По мере увеличения частных библиотек читатели обнаружили, что большие тома не только неудобно держать и перевозить, их к тому же неудобно хранить. В 1501 году, уверенный в успехе своих первых изданий, по многочисленным просьбам читателей Альд выпустил серию «карманных» книг ин октаво — вполовину меньше, чем ин кварто, — со вкусом изданных и тщательно отредактированных. Чтобы снизить себестоимость книг, он решил печатать по тысяче экземпляров за раз, а чтобы экономичнее разместить текст на странице, он использовал специальный шрифт
Поскольку эти книги были дешевле, чем манускрипты, особенно иллюстрированные, и поскольку в случае повреждения или утери экземпляра книги появилась возможность приобрести точно такой же, в глазах новых читателей они стали скорее не символами богатства, а символами интеллектуальной аристократии и важнейшими инструментами для обучения. Книготорговцы и книгоиздатели и во времена Древнего Рима, и в раннем Средневековье считали книги товаром, но стоимость и распространенность этого товара создавали у читателей ощущение привилегированности, владения чем-то уникальным. Благодаря изобретению Гуттенберга впервые в истории сотни читателей получили возможность обладать идентичными экземплярами одной и той же книги, и (до тех пор пока читатель не делал на страницах личных пометок, создавая тем самым историю конкретного тома) книга, которую читали в Мадриде, ничем не отличалась от книги, которую читали в Монпелье. Предприятие Альда было таким успешным, что вскоре у него появились подражатели по всей Европе: во Франции это были Грифиус в Лионе, а также Колин и Робер Эстьен в Париже, в Голландии Плантен в Антверпене и Эльзевир в Лейдене, Гааге, Утрехте и Амстердаме. Когда в 1515 году Альд умер, гуманисты, прибывшие на его похороны, установили вокруг гроба книги, которые он с такой любовью печатал, словно ученый почетный караул.

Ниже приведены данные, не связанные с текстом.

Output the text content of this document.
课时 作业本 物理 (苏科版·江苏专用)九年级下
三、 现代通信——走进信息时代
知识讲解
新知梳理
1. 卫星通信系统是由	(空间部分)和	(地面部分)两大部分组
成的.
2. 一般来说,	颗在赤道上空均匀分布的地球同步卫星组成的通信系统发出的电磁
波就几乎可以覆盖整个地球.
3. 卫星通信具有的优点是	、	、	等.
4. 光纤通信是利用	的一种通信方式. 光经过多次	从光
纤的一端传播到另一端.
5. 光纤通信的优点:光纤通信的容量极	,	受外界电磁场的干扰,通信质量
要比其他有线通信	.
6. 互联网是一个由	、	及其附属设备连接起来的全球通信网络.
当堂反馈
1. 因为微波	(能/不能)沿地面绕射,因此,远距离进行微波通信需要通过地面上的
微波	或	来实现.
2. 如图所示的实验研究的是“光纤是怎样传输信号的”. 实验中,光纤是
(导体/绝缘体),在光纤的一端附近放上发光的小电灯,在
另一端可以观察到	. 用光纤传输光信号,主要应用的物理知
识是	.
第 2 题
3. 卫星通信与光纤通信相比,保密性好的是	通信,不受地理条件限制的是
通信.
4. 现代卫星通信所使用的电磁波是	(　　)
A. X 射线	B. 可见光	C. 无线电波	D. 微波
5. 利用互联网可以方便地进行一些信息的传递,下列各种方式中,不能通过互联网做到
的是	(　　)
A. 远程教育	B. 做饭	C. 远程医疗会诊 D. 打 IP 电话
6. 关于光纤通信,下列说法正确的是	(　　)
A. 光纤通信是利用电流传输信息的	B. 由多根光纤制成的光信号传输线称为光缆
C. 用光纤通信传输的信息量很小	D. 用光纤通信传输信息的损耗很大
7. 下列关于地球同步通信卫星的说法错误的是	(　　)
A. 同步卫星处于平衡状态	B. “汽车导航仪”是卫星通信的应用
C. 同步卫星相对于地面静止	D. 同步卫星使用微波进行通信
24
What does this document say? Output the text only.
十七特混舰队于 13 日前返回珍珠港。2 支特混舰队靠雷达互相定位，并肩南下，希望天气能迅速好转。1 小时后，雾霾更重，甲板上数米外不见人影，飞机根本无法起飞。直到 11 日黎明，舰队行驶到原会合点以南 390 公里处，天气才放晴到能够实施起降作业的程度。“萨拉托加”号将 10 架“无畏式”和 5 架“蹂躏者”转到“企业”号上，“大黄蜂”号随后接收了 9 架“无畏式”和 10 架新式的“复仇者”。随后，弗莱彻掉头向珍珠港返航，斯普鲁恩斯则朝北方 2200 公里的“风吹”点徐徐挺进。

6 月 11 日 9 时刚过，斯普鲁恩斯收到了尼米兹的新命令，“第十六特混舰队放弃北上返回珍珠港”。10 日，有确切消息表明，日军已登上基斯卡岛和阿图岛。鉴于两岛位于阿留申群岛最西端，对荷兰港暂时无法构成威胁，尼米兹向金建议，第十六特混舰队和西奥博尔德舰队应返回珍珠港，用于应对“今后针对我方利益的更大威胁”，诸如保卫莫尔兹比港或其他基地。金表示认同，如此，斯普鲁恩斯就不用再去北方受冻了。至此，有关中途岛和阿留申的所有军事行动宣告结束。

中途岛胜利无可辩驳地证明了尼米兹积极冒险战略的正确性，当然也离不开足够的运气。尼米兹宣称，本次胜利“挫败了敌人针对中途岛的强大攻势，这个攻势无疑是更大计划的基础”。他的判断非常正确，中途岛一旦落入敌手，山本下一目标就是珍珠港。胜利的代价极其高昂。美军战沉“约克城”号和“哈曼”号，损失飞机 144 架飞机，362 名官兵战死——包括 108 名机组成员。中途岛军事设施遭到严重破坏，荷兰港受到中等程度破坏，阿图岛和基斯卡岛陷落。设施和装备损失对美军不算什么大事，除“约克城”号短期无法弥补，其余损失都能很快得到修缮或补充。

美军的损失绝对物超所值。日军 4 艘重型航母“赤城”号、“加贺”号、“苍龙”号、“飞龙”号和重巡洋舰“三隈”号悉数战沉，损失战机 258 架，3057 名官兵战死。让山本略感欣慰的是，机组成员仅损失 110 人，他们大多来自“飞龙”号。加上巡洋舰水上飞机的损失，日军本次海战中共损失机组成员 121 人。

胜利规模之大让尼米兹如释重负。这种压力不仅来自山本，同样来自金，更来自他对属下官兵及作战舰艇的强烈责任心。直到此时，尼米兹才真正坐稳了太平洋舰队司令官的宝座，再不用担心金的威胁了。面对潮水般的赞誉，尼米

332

Пример Альда и его последователей установил стандарты книгопечатания в Европе более чем на сто лет. Но на протяжении следующих нескольких столетий читательский спрос снова изменился. Многочисленные издания книг всех мастей сделали выбор слишком большим; конкуренция между издателями, до сих пор приводившая только к выпуску более совершенных книг и росту общественного интереса к ним, вызвала необходимость появления книг особого качества. К середине XVI века читатель уже мог выбирать из более восьми миллионов печатных книг, «возможно, больше, чем все писцы Европы создали с момента основания Константинополя в 330 году»[301]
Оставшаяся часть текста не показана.